Boeing 787 nacelle produced by United Technologies Corp. UTC

Some Initial Provisioning Punch

The 4% uptick in new spares out of UTAS last quarter is better news than the number suggests.

These days, with both air traffic demand and airline profits climbing, a mid-single-digit year-over-year uptick in anything airline aftermarket-related shouldn’t trigger much celebration. But word out of United Technologies Aerospace Systems (UTAS) that ongoing initial provisioning (IP) was up 4% last quarter is more than just a welcomed sign. 

UTAS has not been delivering expected IP growth figures for a while. And they're not alone.  

The popularity of component pooling agreements, especially tied to newer models with technologically advanced, reliable and expensive spare parts, means that fewer spares are being procured by new operators. Canaccord Genuity analysts have been sounding the alarm for some time, calling the agreements “a significant threat to the longer-term initial provisioning opportunity for suppliers” in a late 2016 research note. 

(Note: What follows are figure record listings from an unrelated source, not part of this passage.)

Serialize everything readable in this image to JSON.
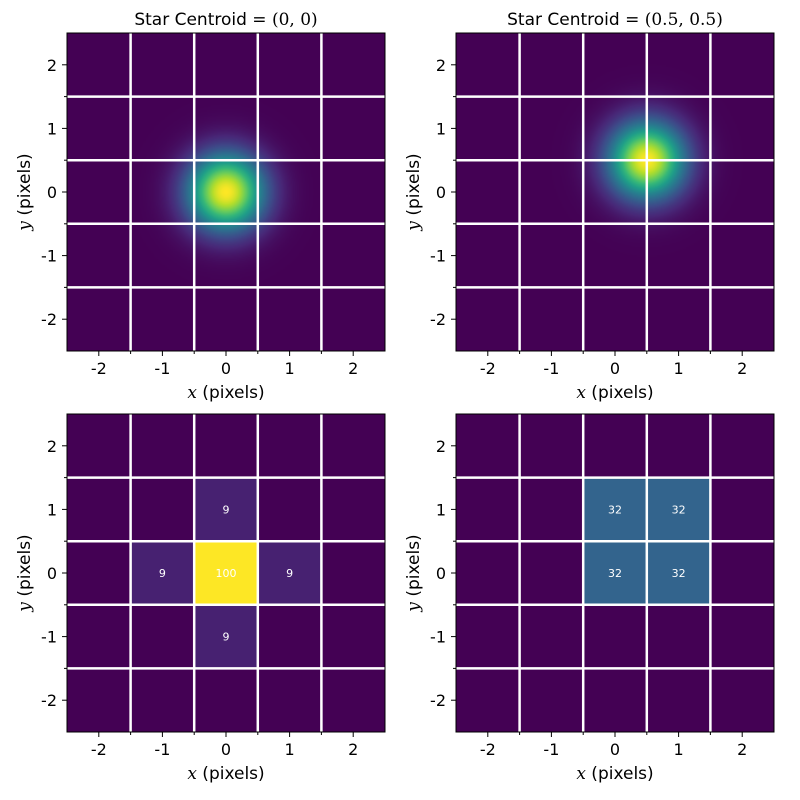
{
  "figure": {
    "colormap": "viridis",
    "gridline_color": "#ffffff",
    "background": "#ffffff"
  },
  "chart_data": [
    {
      "type": "heatmap",
      "subtype": "continuous-gaussian",
      "title_prefix": "Star Centroid = ",
      "title_math": "(0, 0)",
      "centroid": [
        0,
        0
      ],
      "sigma": 0.42,
      "xlabel_var": "x",
      "xlabel_unit": " (pixels)",
      "ylabel_var": "y",
      "ylabel_unit": " (pixels)",
      "xlim": [
        -2.5,
        2.5
      ],
      "ylim": [
        -2.5,
        2.5
      ],
      "xticks": [
        -2,
        -1,
        0,
        1,
        2
      ],
      "yticks": [
        -2,
        -1,
        0,
        1,
        2
      ],
      "xtick_labels": [
        "-2",
        "-1",
        "0",
        "1",
        "2"
      ],
      "ytick_labels": [
        "-2",
        "-1",
        "0",
        "1",
        "2"
      ],
      "pixel_grid_lines": [
        -1.5,
        -0.5,
        0.5,
        1.5
      ],
      "grid": true
    },
    {
      "type": "heatmap",
      "subtype": "continuous-gaussian",
      "title_prefix": "Star Centroid = ",
      "title_math": "(0.5, 0.5)",
      "centroid": [
        0.5,
        0.5
      ],
      "sigma": 0.42,
      "xlabel_var": "x",
      "xlabel_unit": " (pixels)",
      "ylabel_var": "y",
      "ylabel_unit": " (pixels)",
      "xlim": [
        -2.5,
        2.5
      ],
      "ylim": [
        -2.5,
        2.5
      ],
      "xticks": [
        -2,
        -1,
        0,
        1,
        2
      ],
      "yticks": [
        -2,
        -1,
        0,
        1,
        2
      ],
      "xtick_labels": [
        "-2",
        "-1",
        "0",
        "1",
        "2"
      ],
      "ytick_labels": [
        "-2",
        "-1",
        "0",
        "1",
        "2"
      ],
      "pixel_grid_lines": [
        -1.5,
        -0.5,
        0.5,
        1.5
      ],
      "grid": true
    },
    {
      "type": "heatmap",
      "subtype": "pixelated",
      "title_prefix": "",
      "title_math": "",
      "xlabel_var": "x",
      "xlabel_unit": " (pixels)",
      "ylabel_var": "y",
      "ylabel_unit": " (pixels)",
      "xlim": [
        -2.5,
        2.5
      ],
      "ylim": [
        -2.5,
        2.5
      ],
      "xticks": [
        -2,
        -1,
        0,
        1,
        2
      ],
      "yticks": [
        -2,
        -1,
        0,
        1,
        2
      ],
      "xtick_labels": [
        "-2",
        "-1",
        "0",
        "1",
        "2"
      ],
      "ytick_labels": [
        "-2",
        "-1",
        "0",
        "1",
        "2"
      ],
      "pixel_grid_lines": [
        -1.5,
        -0.5,
        0.5,
        1.5
      ],
      "grid": true,
      "value_range": [
        0,
        100
      ],
      "cells": [
        {
          "x": 0,
          "y": 1,
          "value": 9,
          "label": "9"
        },
        {
          "x": -1,
          "y": 0,
          "value": 9,
          "label": "9"
        },
        {
          "x": 0,
          "y": 0,
          "value": 100,
          "label": "100"
        },
        {
          "x": 1,
          "y": 0,
          "value": 9,
          "label": "9"
        },
        {
          "x": 0,
          "y": -1,
          "value": 9,
          "label": "9"
        }
      ]
    },
    {
      "type": "heatmap",
      "subtype": "pixelated",
      "title_prefix": "",
      "title_math": "",
      "xlabel_var": "x",
      "xlabel_unit": " (pixels)",
      "ylabel_var": "y",
      "ylabel_unit": " (pixels)",
      "xlim": [
        -2.5,
        2.5
      ],
      "ylim": [
        -2.5,
        2.5
      ],
      "xticks": [
        -2,
        -1,
        0,
        1,
        2
      ],
      "yticks": [
        -2,
        -1,
        0,
        1,
        2
      ],
      "xtick_labels": [
        "-2",
        "-1",
        "0",
        "1",
        "2"
      ],
      "ytick_labels": [
        "-2",
        "-1",
        "0",
        "1",
        "2"
      ],
      "pixel_grid_lines": [
        -1.5,
        -0.5,
        0.5,
        1.5
      ],
      "grid": true,
      "value_range": [
        0,
        100
      ],
      "cells": [
        {
          "x": 0,
          "y": 1,
          "value": 32,
          "label": "32"
        },
        {
          "x": 1,
          "y": 1,
          "value": 32,
          "label": "32"
        },
        {
          "x": 0,
          "y": 0,
          "value": 32,
          "label": "32"
        },
        {
          "x": 1,
          "y": 0,
          "value": 32,
          "label": "32"
        }
      ]
    }
  ]
}
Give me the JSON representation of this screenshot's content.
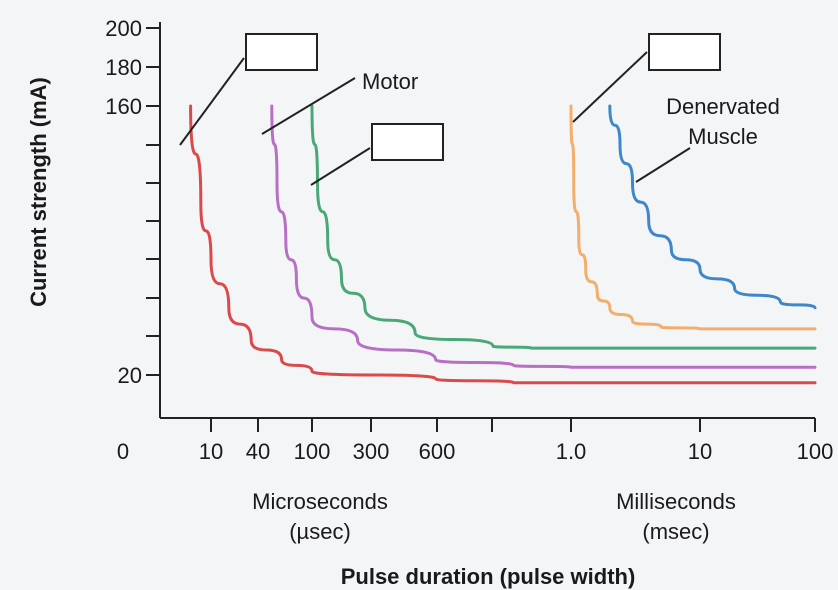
{
  "chart_data": {
    "type": "line",
    "title": "",
    "xlabel": "Pulse duration (pulse width)",
    "ylabel": "Current strength (mA)",
    "ylim": [
      0,
      200
    ],
    "x_ticks": [
      "10",
      "40",
      "100",
      "300",
      "600",
      "1.0",
      "10",
      "100"
    ],
    "x_zero_label": "0",
    "y_ticks": [
      "20",
      "160",
      "180",
      "200"
    ],
    "x_unit_groups": [
      {
        "name": "Microseconds",
        "abbr": "(µsec)"
      },
      {
        "name": "Milliseconds",
        "abbr": "(msec)"
      }
    ],
    "series": [
      {
        "name": "",
        "color": "#d94a4a",
        "label_box": true,
        "points": [
          [
            6,
            160
          ],
          [
            8,
            110
          ],
          [
            10,
            80
          ],
          [
            15,
            55
          ],
          [
            25,
            38
          ],
          [
            50,
            28
          ],
          [
            100,
            22
          ],
          [
            300,
            18
          ],
          [
            600,
            16
          ],
          [
            1000,
            16
          ],
          [
            10000,
            16
          ],
          [
            100000,
            16
          ]
        ]
      },
      {
        "name": "Motor",
        "color": "#b76fc4",
        "label_box": false,
        "points": [
          [
            40,
            160
          ],
          [
            45,
            120
          ],
          [
            55,
            90
          ],
          [
            70,
            70
          ],
          [
            100,
            50
          ],
          [
            150,
            38
          ],
          [
            300,
            28
          ],
          [
            600,
            25
          ],
          [
            1000,
            24
          ],
          [
            10000,
            24
          ],
          [
            100000,
            24
          ]
        ]
      },
      {
        "name": "",
        "color": "#4aa878",
        "label_box": true,
        "points": [
          [
            100,
            160
          ],
          [
            105,
            120
          ],
          [
            115,
            90
          ],
          [
            130,
            70
          ],
          [
            160,
            55
          ],
          [
            250,
            42
          ],
          [
            500,
            35
          ],
          [
            700,
            34
          ],
          [
            1000,
            34
          ],
          [
            10000,
            34
          ],
          [
            100000,
            34
          ]
        ]
      },
      {
        "name": "",
        "color": "#f2ae6a",
        "label_box": true,
        "points": [
          [
            1000,
            160
          ],
          [
            1050,
            120
          ],
          [
            1150,
            90
          ],
          [
            1300,
            75
          ],
          [
            1600,
            62
          ],
          [
            2000,
            55
          ],
          [
            3000,
            48
          ],
          [
            5000,
            45
          ],
          [
            10000,
            44
          ],
          [
            30000,
            44
          ],
          [
            100000,
            44
          ]
        ]
      },
      {
        "name": "Denervated\nMuscle",
        "color": "#3e87c8",
        "label_box": false,
        "points": [
          [
            2000,
            160
          ],
          [
            2400,
            140
          ],
          [
            3000,
            120
          ],
          [
            4000,
            100
          ],
          [
            6000,
            85
          ],
          [
            10000,
            75
          ],
          [
            20000,
            65
          ],
          [
            50000,
            58
          ],
          [
            100000,
            55
          ]
        ]
      }
    ]
  }
}
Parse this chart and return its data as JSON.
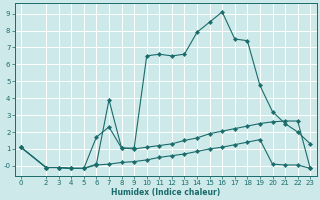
{
  "title": "",
  "xlabel": "Humidex (Indice chaleur)",
  "background_color": "#cee9e9",
  "grid_color": "#ffffff",
  "line_color": "#1a6b6b",
  "xlim": [
    -0.5,
    23.5
  ],
  "ylim": [
    -0.6,
    9.6
  ],
  "xticks": [
    0,
    2,
    3,
    4,
    5,
    6,
    7,
    8,
    9,
    10,
    11,
    12,
    13,
    14,
    15,
    16,
    17,
    18,
    19,
    20,
    21,
    22,
    23
  ],
  "yticks": [
    0,
    1,
    2,
    3,
    4,
    5,
    6,
    7,
    8,
    9
  ],
  "ytick_labels": [
    "-0",
    "1",
    "2",
    "3",
    "4",
    "5",
    "6",
    "7",
    "8",
    "9"
  ],
  "line1_x": [
    0,
    2,
    3,
    4,
    5,
    6,
    7,
    8,
    9,
    10,
    11,
    12,
    13,
    14,
    15,
    16,
    17,
    18,
    19,
    20,
    21,
    22,
    23
  ],
  "line1_y": [
    1.1,
    -0.1,
    -0.1,
    -0.15,
    -0.15,
    1.7,
    2.3,
    1.05,
    1.05,
    6.5,
    6.6,
    6.5,
    6.6,
    7.9,
    8.5,
    9.1,
    7.5,
    7.4,
    4.75,
    3.2,
    2.5,
    2.0,
    1.3
  ],
  "line2_x": [
    0,
    2,
    3,
    4,
    5,
    6,
    7,
    8,
    9,
    10,
    11,
    12,
    13,
    14,
    15,
    16,
    17,
    18,
    19,
    20,
    21,
    22,
    23
  ],
  "line2_y": [
    1.1,
    -0.1,
    -0.1,
    -0.15,
    -0.15,
    0.1,
    3.9,
    1.05,
    1.0,
    1.1,
    1.2,
    1.3,
    1.5,
    1.65,
    1.9,
    2.05,
    2.2,
    2.35,
    2.5,
    2.6,
    2.65,
    2.65,
    -0.15
  ],
  "line3_x": [
    0,
    2,
    3,
    4,
    5,
    6,
    7,
    8,
    9,
    10,
    11,
    12,
    13,
    14,
    15,
    16,
    17,
    18,
    19,
    20,
    21,
    22,
    23
  ],
  "line3_y": [
    1.1,
    -0.1,
    -0.1,
    -0.15,
    -0.15,
    0.05,
    0.1,
    0.2,
    0.25,
    0.35,
    0.5,
    0.6,
    0.7,
    0.85,
    1.0,
    1.1,
    1.25,
    1.4,
    1.55,
    0.1,
    0.05,
    0.05,
    -0.15
  ]
}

Not surprisingly, UTAS, which has about 20 systems on the Boeing 787 (including the nacelle, pictured) and a smaller but still significant amount of content on the Airbus A350, has been feeling its share of the pain. The company—part of United Technologies Corp. (UTC)—saw a slight drop in provisioning in the fourth quarter, and has projected a flat line for full-year 2017. 

The actual first-quarter growth figure was an eye-popping 30%, which management quickly clarified was mostly thanks to some large one-off sales. Among them: a spare A380 landing-gear ship set and some engine components to support for a higher-than-usual number of spare geared turbofans being delivered to help operators through well-reported early teething issues.  

“We wanted to give you the color of 4% to make sure that you guys don't start projecting 30% growth for every quarter going forward,” UTC CFO Akhil Johri quipped on the company's April 26 earnings call. 

The good news is, the maturation of the A350 and 787 program--and the ramp-up of the A320neo and 737 MAX--should provide UTAS some IP-related lift as the decade rolls on. 

In the meantime, any year-over-year growth in UTAS IP revenue not tied to A380 landing gear sales is good news indeed.